Regarding legacy enterprise systems support for resource orientation, this is amusing. None of the legacy systems support your notion of "connected systems", so it's really silly that you would say it's bad thing that they don't support "resource orientation". I don't think these approaches are exclusive of the other, and in either case, there's a lot of retrofitting required.

As for the remainder of your post, there's no point in debunking it, as it's mostly repetition of claims that I've debunked before.

Basically your pints comes down to two concerns:

a) you think REST is trampling the WS-* technologies, instead of them failing on their own;
b) you think REST-* is a waste of time because we already have WS-*

Firstly, given the market clout of most enterprise vendors, you give the REST community way too much credit. Enterprises are having problems with WS-*, period, and it has nothing to do with REST.

Secondly, whether REST-* gets built or not is unknown! Certainly parts are, but for the consumer web. REST really doesn't have that much enterprise penetration yet for machine-to-machine interaction.

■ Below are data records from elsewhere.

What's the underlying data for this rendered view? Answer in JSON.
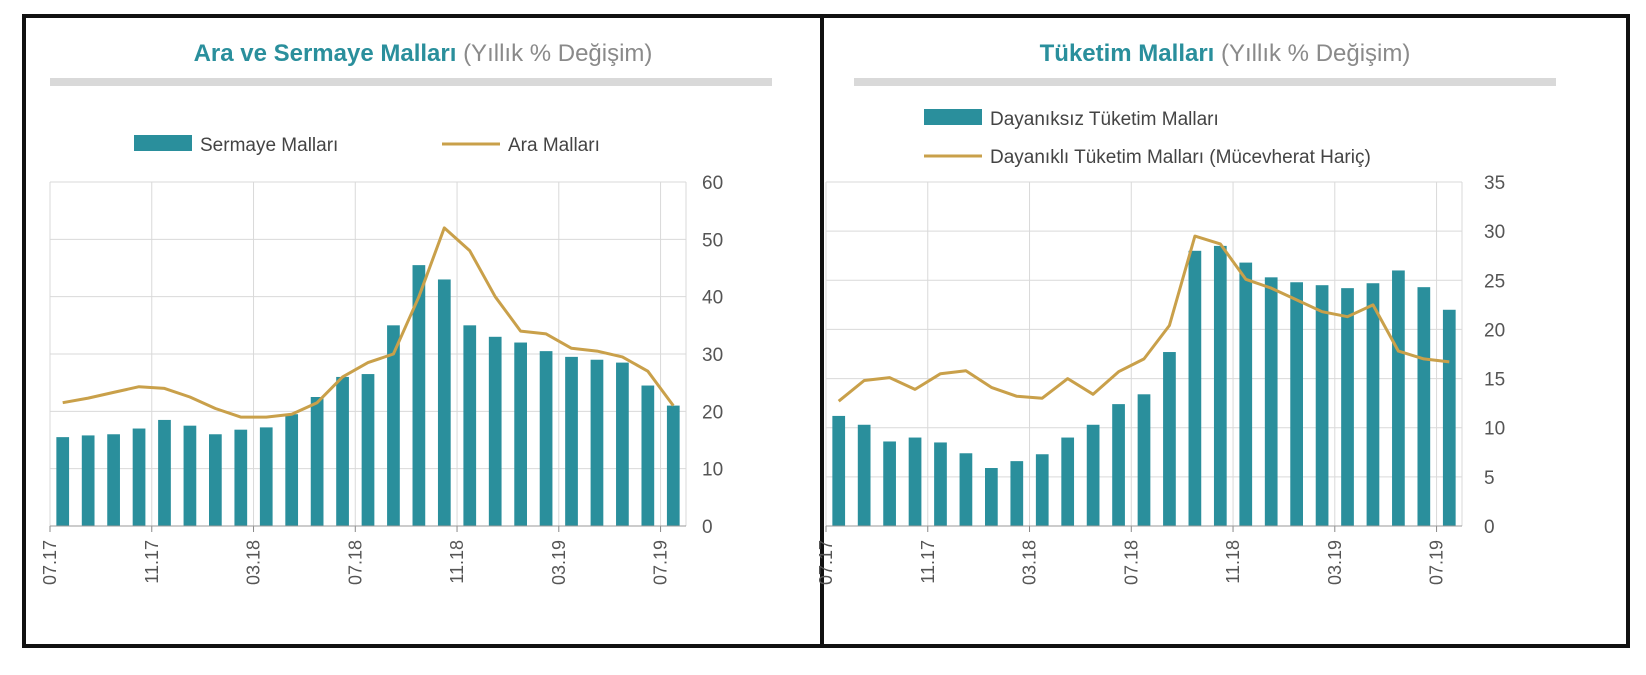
{
  "colors": {
    "bar": "#2a8f9c",
    "line": "#c9a04a",
    "grid": "#d9d9d9",
    "title": "#2a8f9c",
    "frame": "#111111"
  },
  "chart_data": [
    {
      "type": "bar+line",
      "title_main": "Ara ve Sermaye Malları",
      "title_sub": "(Yıllık % Değişim)",
      "legend": {
        "bar": "Sermaye Malları",
        "line": "Ara Malları",
        "placement": "top"
      },
      "y_axis_side": "right",
      "ylim": [
        0,
        60
      ],
      "yticks": [
        "0",
        "10",
        "20",
        "30",
        "40",
        "50",
        "60"
      ],
      "xtick_labels": [
        "07.17",
        "11.17",
        "03.18",
        "07.18",
        "11.18",
        "03.19",
        "07.19"
      ],
      "xtick_index": [
        0,
        4,
        8,
        12,
        16,
        20,
        24
      ],
      "series": [
        {
          "name": "Sermaye Malları",
          "kind": "bar",
          "values": [
            15.5,
            15.8,
            16,
            17,
            18.5,
            17.5,
            16,
            16.8,
            17.2,
            19.5,
            22.5,
            26,
            26.5,
            35,
            45.5,
            43,
            35,
            33,
            32,
            30.5,
            29.5,
            29,
            28.5,
            24.5,
            21
          ]
        },
        {
          "name": "Ara Malları",
          "kind": "line",
          "values": [
            21.5,
            22.3,
            23.3,
            24.3,
            24,
            22.5,
            20.5,
            19,
            19,
            19.5,
            21.5,
            26,
            28.5,
            30,
            40,
            52,
            48,
            40,
            34,
            33.5,
            31,
            30.5,
            29.5,
            27,
            21
          ]
        }
      ]
    },
    {
      "type": "bar+line",
      "title_main": "Tüketim Malları",
      "title_sub": "(Yıllık % Değişim)",
      "legend": {
        "bar": "Dayanıksız Tüketim Malları",
        "line": "Dayanıklı Tüketim Malları (Mücevherat Hariç)",
        "placement": "top"
      },
      "y_axis_side": "right",
      "ylim": [
        0,
        35
      ],
      "yticks": [
        "0",
        "5",
        "10",
        "15",
        "20",
        "25",
        "30",
        "35"
      ],
      "xtick_labels": [
        "07.17",
        "11.17",
        "03.18",
        "07.18",
        "11.18",
        "03.19",
        "07.19"
      ],
      "xtick_index": [
        0,
        4,
        8,
        12,
        16,
        20,
        24
      ],
      "series": [
        {
          "name": "Dayanıksız Tüketim Malları",
          "kind": "bar",
          "values": [
            11.2,
            10.3,
            8.6,
            9,
            8.5,
            7.4,
            5.9,
            6.6,
            7.3,
            9,
            10.3,
            12.4,
            13.4,
            17.7,
            28,
            28.5,
            26.8,
            25.3,
            24.8,
            24.5,
            24.2,
            24.7,
            26,
            24.3,
            22
          ]
        },
        {
          "name": "Dayanıklı Tüketim Malları (Mücevherat Hariç)",
          "kind": "line",
          "values": [
            12.7,
            14.8,
            15.1,
            13.9,
            15.5,
            15.8,
            14.1,
            13.2,
            13,
            15,
            13.4,
            15.7,
            17,
            20.4,
            29.5,
            28.7,
            25.1,
            24.2,
            23,
            21.8,
            21.3,
            22.5,
            17.8,
            17,
            16.7
          ]
        }
      ]
    }
  ]
}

IMO, for the enterprise, REST is just a portent. The WS-*, BPEL, and SCA technologies basically don't do the things you're saying they can do (even with WSPER). It's certainly not the REST community that's caused this mess, we're just offering an alternative foundation. The technology you've bought into is failing -- most enterprises aren't implementing them well, and I can guarantee that almost no one has a clue what you mean by "connected systems". So, you're trying to find a scape goat. I get that. But, I think you're just trying to shoot the messenger.

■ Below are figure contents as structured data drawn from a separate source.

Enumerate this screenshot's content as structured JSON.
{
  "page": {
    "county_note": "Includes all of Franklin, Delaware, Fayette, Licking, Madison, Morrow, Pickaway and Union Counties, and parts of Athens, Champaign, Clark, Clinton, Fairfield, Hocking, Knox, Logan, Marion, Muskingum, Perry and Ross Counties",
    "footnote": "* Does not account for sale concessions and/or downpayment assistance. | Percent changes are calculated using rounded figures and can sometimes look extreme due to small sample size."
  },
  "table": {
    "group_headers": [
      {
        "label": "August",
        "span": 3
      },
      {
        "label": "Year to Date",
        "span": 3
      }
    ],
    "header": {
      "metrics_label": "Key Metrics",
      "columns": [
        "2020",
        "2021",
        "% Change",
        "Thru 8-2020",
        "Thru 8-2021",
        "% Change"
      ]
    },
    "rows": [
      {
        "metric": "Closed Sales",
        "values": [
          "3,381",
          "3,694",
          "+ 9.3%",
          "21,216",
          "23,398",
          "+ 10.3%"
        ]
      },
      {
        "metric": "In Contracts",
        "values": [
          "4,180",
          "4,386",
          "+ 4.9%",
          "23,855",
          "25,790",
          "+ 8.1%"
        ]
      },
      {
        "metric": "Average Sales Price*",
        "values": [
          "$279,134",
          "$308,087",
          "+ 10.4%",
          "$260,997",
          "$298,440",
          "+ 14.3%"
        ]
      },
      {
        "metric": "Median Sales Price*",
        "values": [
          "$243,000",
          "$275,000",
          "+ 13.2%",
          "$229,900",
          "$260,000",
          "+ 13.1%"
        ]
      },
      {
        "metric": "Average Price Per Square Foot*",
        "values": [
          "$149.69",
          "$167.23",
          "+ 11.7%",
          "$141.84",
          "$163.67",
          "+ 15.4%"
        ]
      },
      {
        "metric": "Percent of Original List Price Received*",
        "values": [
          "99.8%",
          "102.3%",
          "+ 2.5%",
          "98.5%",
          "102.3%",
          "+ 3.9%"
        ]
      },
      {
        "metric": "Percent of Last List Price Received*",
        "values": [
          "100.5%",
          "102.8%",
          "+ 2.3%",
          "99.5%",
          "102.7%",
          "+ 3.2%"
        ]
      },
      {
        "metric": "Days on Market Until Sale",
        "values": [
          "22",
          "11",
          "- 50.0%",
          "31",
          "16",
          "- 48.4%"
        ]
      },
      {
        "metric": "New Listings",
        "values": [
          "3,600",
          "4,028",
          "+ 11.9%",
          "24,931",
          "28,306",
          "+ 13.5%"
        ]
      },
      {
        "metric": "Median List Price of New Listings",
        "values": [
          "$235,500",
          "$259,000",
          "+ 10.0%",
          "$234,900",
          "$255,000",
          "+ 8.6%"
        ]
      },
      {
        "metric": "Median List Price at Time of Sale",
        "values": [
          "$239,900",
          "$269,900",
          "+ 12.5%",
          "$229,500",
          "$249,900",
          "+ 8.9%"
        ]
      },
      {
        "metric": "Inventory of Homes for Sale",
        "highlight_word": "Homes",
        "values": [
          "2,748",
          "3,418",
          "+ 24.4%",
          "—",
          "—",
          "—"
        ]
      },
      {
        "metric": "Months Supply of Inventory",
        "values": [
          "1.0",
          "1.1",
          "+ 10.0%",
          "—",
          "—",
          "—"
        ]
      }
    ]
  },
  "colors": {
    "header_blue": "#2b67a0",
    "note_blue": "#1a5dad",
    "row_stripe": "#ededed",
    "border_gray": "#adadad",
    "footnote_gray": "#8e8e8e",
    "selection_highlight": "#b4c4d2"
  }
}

I'll suggest again, that you have some good ideas with the importance of managing interactions as first class instead of jumping straight into CRUD. You would be well suited to either keep working in the WS-* community to flesh this idea out, if they'll hear you. Or you could try to map your notion of "interaction" onto hypermedia. In my opinion, there's a lot more opportunity to try out new ideas with the latter approach. As part of our ongoing debates, I've done some work on this, but have had to put it on hold due to other commitments.